A strange combination of events triggered the deep, dark, Joan Crawford part of me yesterday. So dark, in fact, that at 8:30 pm I text-messaged Tim calling the kids "douchebags" and "fuckers." The exact quotes are:
The kids are being douchebags, they don't understand the danger out there!
I told them to hurry up, so we can turn all the lights out, fucking dillydallying.
They don't know what fear is, the Fuckers.
I know, that sounds totally crazy, but let me tell you the context!
First of all, Tim's workplace is having a team-building retreat in Vegas. I'm guessing in lieu of the traditional Trust Falls (I forget the real term, when you close your eyes and toss yourself backwards and your teammate has to catch you), they get really drunk and try to top each other on Guitar Hero and start betting at the Roulette table with stock options.
Anyway, Tim is away until Saturday. Then around noon, all hell breaks loose in my neighborhood. It started out as four armed and dangerous robbery suspects scattering and hiding themselves in my exact part of Long Beach. Neighborhood schools (all except for Isaac's, strangely) were being placed on lockdown, people were warned to stay inside their homes with the doors locked, etc. I am usually not one to panic, but being alone in the house, separated from my kids (who were in much better positions than I was, which is why I didn't go out to get them immediately), with nothing to defend myself with other than a hammer and some hella halitosis, I will admit now that I got scared.
They ended up catching one guy, who didn't run far, just into some brush by the side of the freeway. And then they downgraded the number of suspects to three. But a couple houses in the neighborhood had some sightings and/or break-ins, so two people were still on the run. They're still out there, in fact.
We ate dinner at an eerily empty Denny's, then shopped at the most depressing K-Mart in existence, also frighteningly devoid of both products and patrons. I have a strange relationship with K-Mart that I will save describing for a later post, but even with that in mind, the experience was unsettling to say the least. It was like shopping along Cormac McCarthy's The Road. Gangs of marauders could have jumped us at every aisle.

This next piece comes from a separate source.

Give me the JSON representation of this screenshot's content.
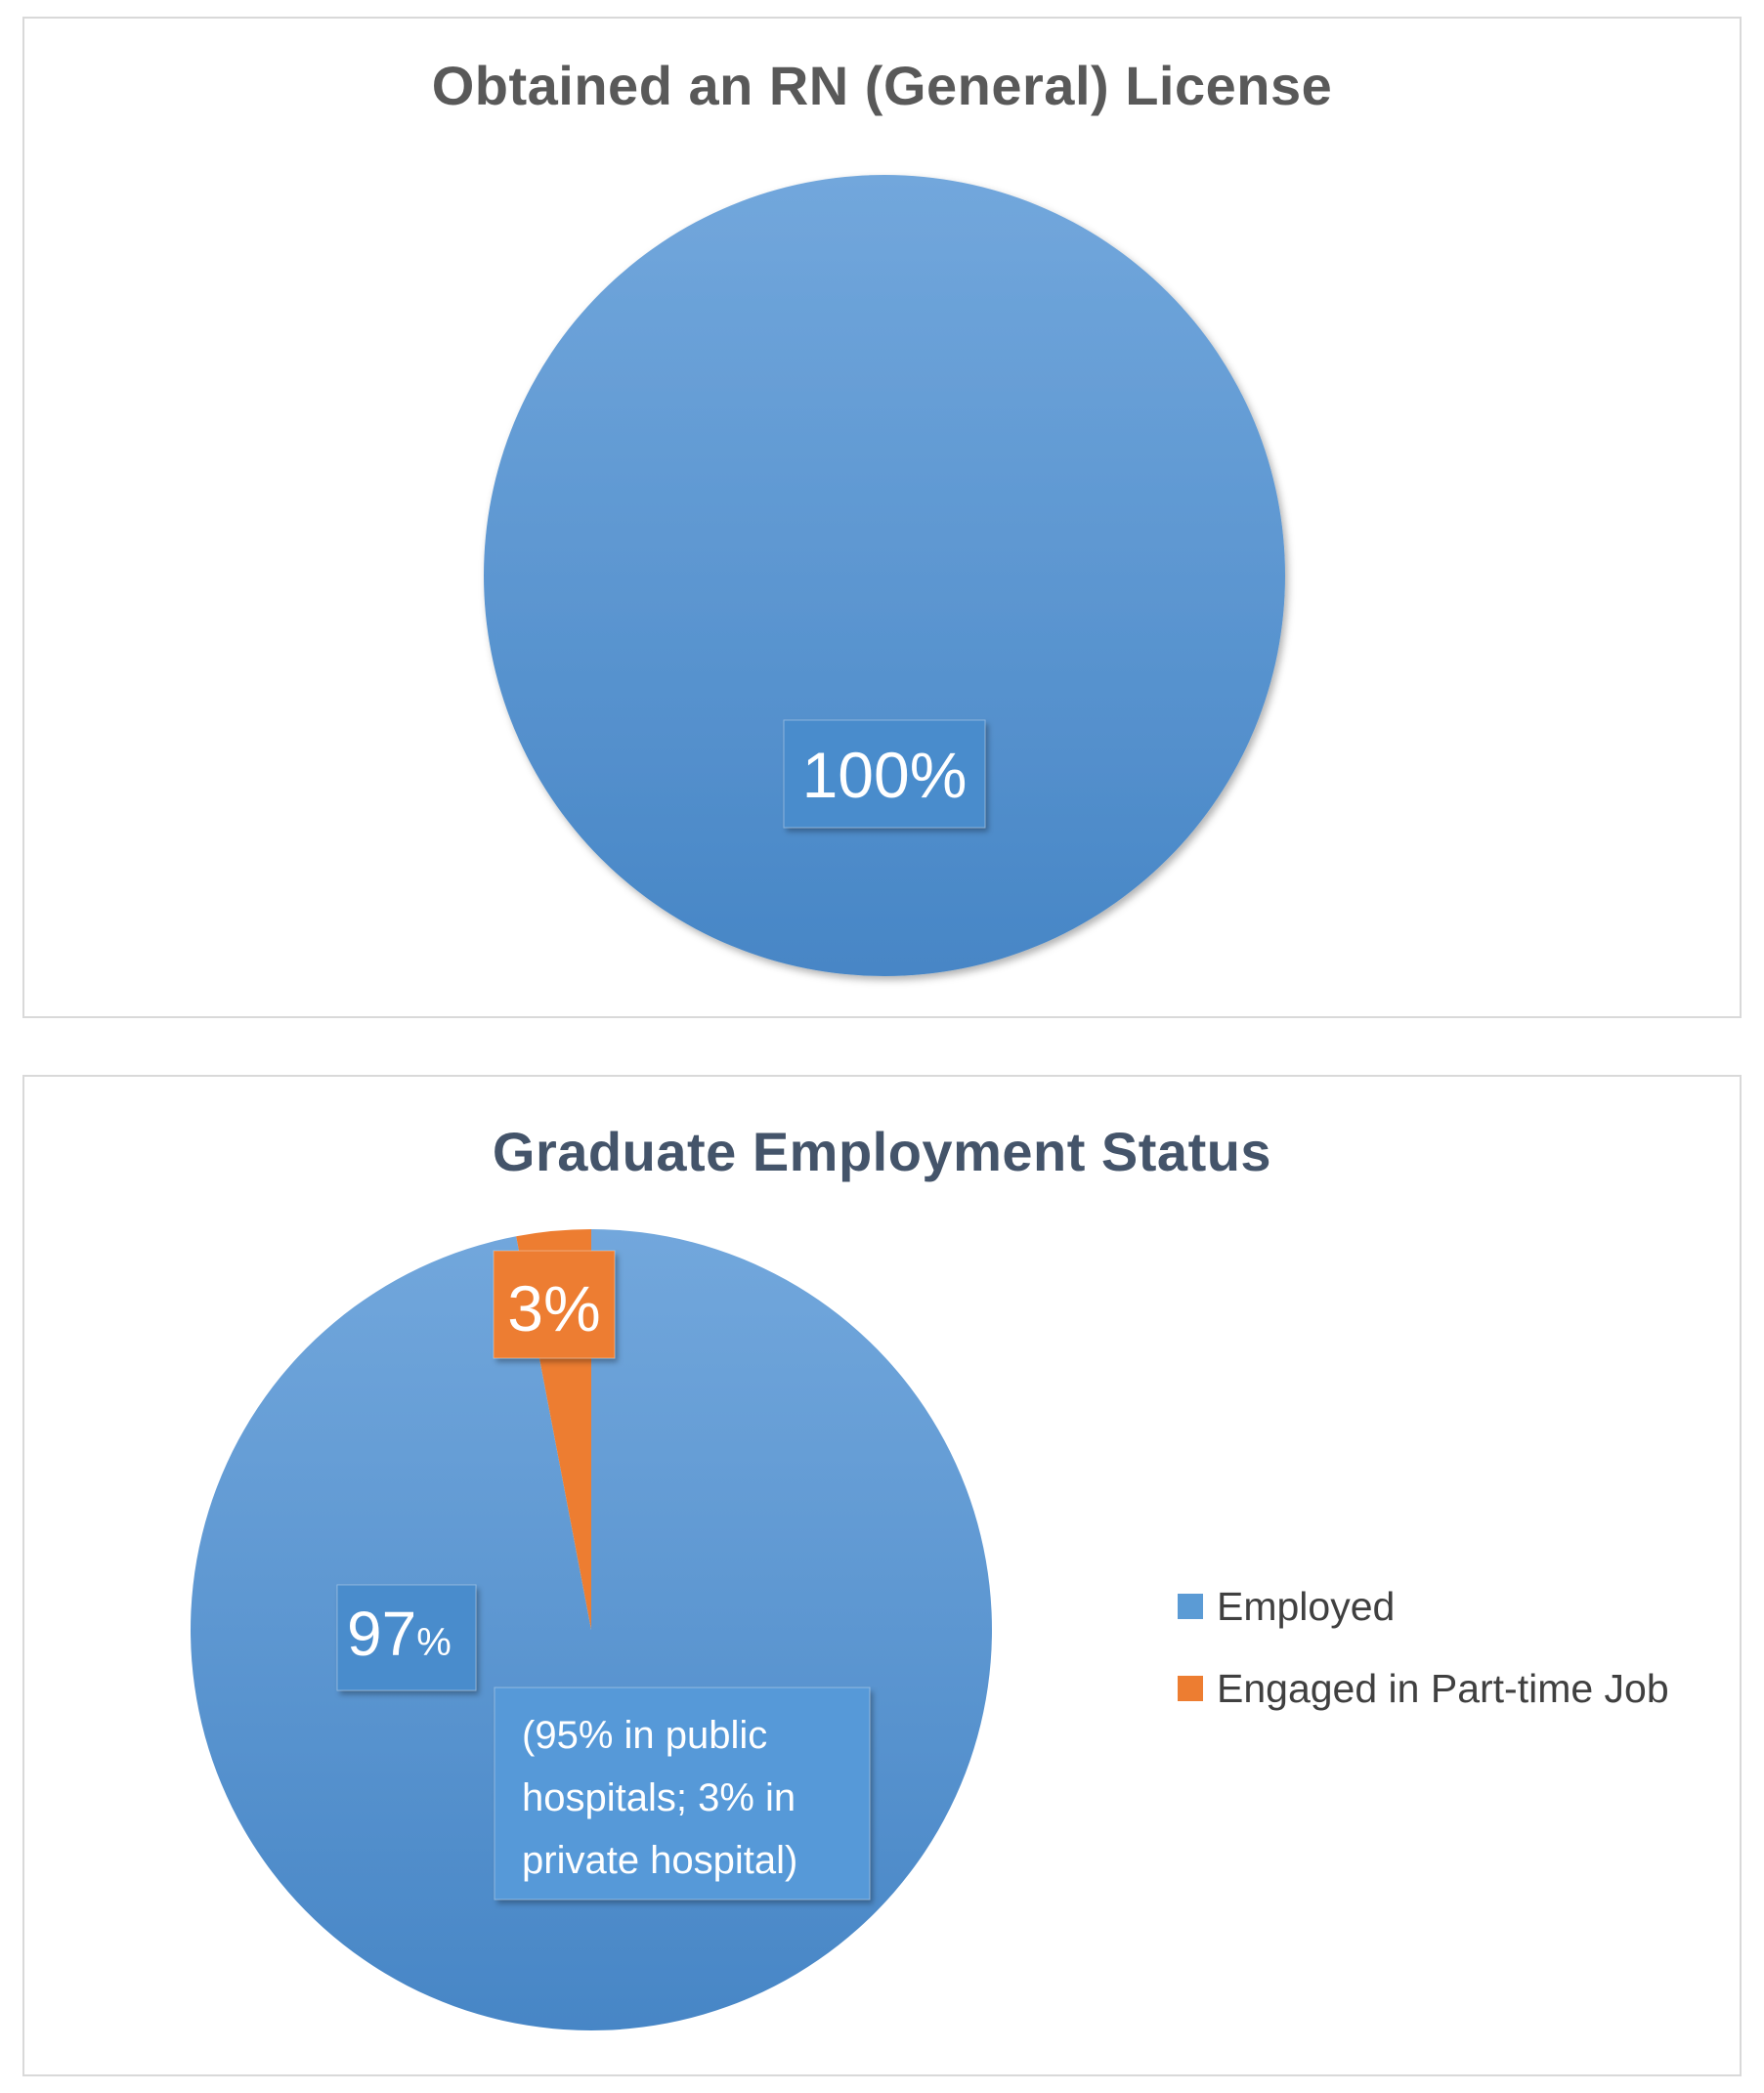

Night fell and the paranoia really started kicking in. At 7:45 I tell the kids to hurry up, get dressed, brush their teeth, etc. and congregate in the master bedroom so I can turn all the lights off. Commence rebellion. Isaac was whining, even pretending to forget how to put pajamas on, and Emi was actually scream-crying, to which I hissed "Do you want the robbers to hear you? Do you want them to find us?" Which of course had no impact at all, because how the hell do they know what bank robbers are capable of? So I told them. "If they find us and decide to come into our house, they will KILL US. We will be DEAD." Isaac actually giggled, the jerk, and Emi didn't care and said as much.

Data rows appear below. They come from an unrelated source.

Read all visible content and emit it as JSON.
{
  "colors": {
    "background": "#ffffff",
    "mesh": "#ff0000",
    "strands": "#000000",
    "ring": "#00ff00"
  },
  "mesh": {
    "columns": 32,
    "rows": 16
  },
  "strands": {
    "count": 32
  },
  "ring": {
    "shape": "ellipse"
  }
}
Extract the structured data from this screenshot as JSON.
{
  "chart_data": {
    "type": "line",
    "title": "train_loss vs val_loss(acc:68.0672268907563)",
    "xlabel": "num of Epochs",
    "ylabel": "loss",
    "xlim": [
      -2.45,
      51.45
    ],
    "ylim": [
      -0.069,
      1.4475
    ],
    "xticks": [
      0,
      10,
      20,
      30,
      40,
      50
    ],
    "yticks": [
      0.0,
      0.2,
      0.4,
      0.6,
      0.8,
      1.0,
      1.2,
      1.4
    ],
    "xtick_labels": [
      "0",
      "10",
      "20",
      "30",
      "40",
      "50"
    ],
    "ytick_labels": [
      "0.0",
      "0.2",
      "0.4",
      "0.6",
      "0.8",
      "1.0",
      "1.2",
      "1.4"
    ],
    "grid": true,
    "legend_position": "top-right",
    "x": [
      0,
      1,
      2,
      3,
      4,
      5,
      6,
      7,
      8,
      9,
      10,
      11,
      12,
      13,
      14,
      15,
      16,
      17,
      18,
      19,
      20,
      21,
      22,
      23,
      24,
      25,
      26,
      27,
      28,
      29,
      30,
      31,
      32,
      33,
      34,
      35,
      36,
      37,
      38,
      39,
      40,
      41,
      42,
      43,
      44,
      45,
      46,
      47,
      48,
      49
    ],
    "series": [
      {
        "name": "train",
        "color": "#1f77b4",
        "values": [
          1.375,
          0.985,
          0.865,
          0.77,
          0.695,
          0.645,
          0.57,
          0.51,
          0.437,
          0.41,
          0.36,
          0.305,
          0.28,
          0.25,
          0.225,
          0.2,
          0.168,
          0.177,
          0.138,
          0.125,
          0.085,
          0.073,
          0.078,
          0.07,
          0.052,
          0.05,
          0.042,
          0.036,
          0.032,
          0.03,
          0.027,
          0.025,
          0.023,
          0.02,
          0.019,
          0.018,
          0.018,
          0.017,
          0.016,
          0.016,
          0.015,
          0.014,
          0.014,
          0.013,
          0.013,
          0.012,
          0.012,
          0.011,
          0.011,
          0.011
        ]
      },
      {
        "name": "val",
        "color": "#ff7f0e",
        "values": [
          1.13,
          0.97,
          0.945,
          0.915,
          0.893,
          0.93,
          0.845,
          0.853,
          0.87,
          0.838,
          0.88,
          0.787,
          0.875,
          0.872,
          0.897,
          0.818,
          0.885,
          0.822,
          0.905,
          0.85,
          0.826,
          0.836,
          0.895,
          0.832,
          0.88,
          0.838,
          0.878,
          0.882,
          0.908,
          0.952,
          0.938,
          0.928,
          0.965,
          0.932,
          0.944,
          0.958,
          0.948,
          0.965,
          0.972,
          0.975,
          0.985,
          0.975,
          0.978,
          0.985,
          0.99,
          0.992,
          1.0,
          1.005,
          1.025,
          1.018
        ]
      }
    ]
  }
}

This went on for more than half an hour. Me running around hissing while the kids complained and procrastinated, me compulsively turning off the lights and the kids turning them back on, saying they need the light, etc. etc. That's when I texted Tim. It makes sense now, right? No? Fuck you! I eventually cracked and roared at them to get into my bed right now, or else I would leave them outside for the robbers to take them, if they even would take such naughty children. Isaac eyed me up and down to see if I was serious, and at a snail's pace, obeyed. I locked everything, closed all the curtains, grabbed all the phones, the flashlight, and the hammer, and finally was able to lock the bedroom down, propping 2 weeks' worth of dirty laundry and a broken chair against the door for good measure.
"Mom, can we read a book?"
"SHHHHHH!!!!"
"Mommy, I want Clifford juice."
"Shush! No juice! Mommy has to listen for robbers."
"I want JUUUUUUUUUUUUICE!!!!!!!!!!!!!!!!!!"
"Be quiet! Don't you know what happens to the crying baby in The Diary of Anne Frank?"
"Diawy? No, juice."
"Ssssh! Go to sleep!"
And miraculously, they did. I did not, however. I was filled with waves of self-hatred and shame, but mostly shame. What the hell happened to me, invoking the freaking Holocaust? I let my irrational side get to me. I decided to calm myself down by reading a book. Big mistake.
The book I read was The Surrendered by Chang-Rae Lee. By the end of it, I was filled with such disgust, despair, and hopelessness that it was a good thing I only had a hammer. Anything more lethal, I wouldn't be here to write this blog post. Oh my god, the horribleness of humanity, all of us capable of every atrocity given the right set of circumstances and motives. I lay awake for hours, thinking about war, famine, the oil spilling into the Gulf, Arizona, whale-hunters, the impending fight for water rights, nuclear proliferation, the assassination of John Lennon, and the debauchery that must have still been unfolding in Las Vegas.
I eventually fell asleep, and woke up to a lovely morning, feeling mostly silly. The kids greeted me with smiles, all forgiven. I think I'm going to take them out somewhere delicious today, unless of course there's another news blast, this time that zombies have taken over East Long Beach. Then I will spend the evening barking at the kids to keep sharpening the stakes.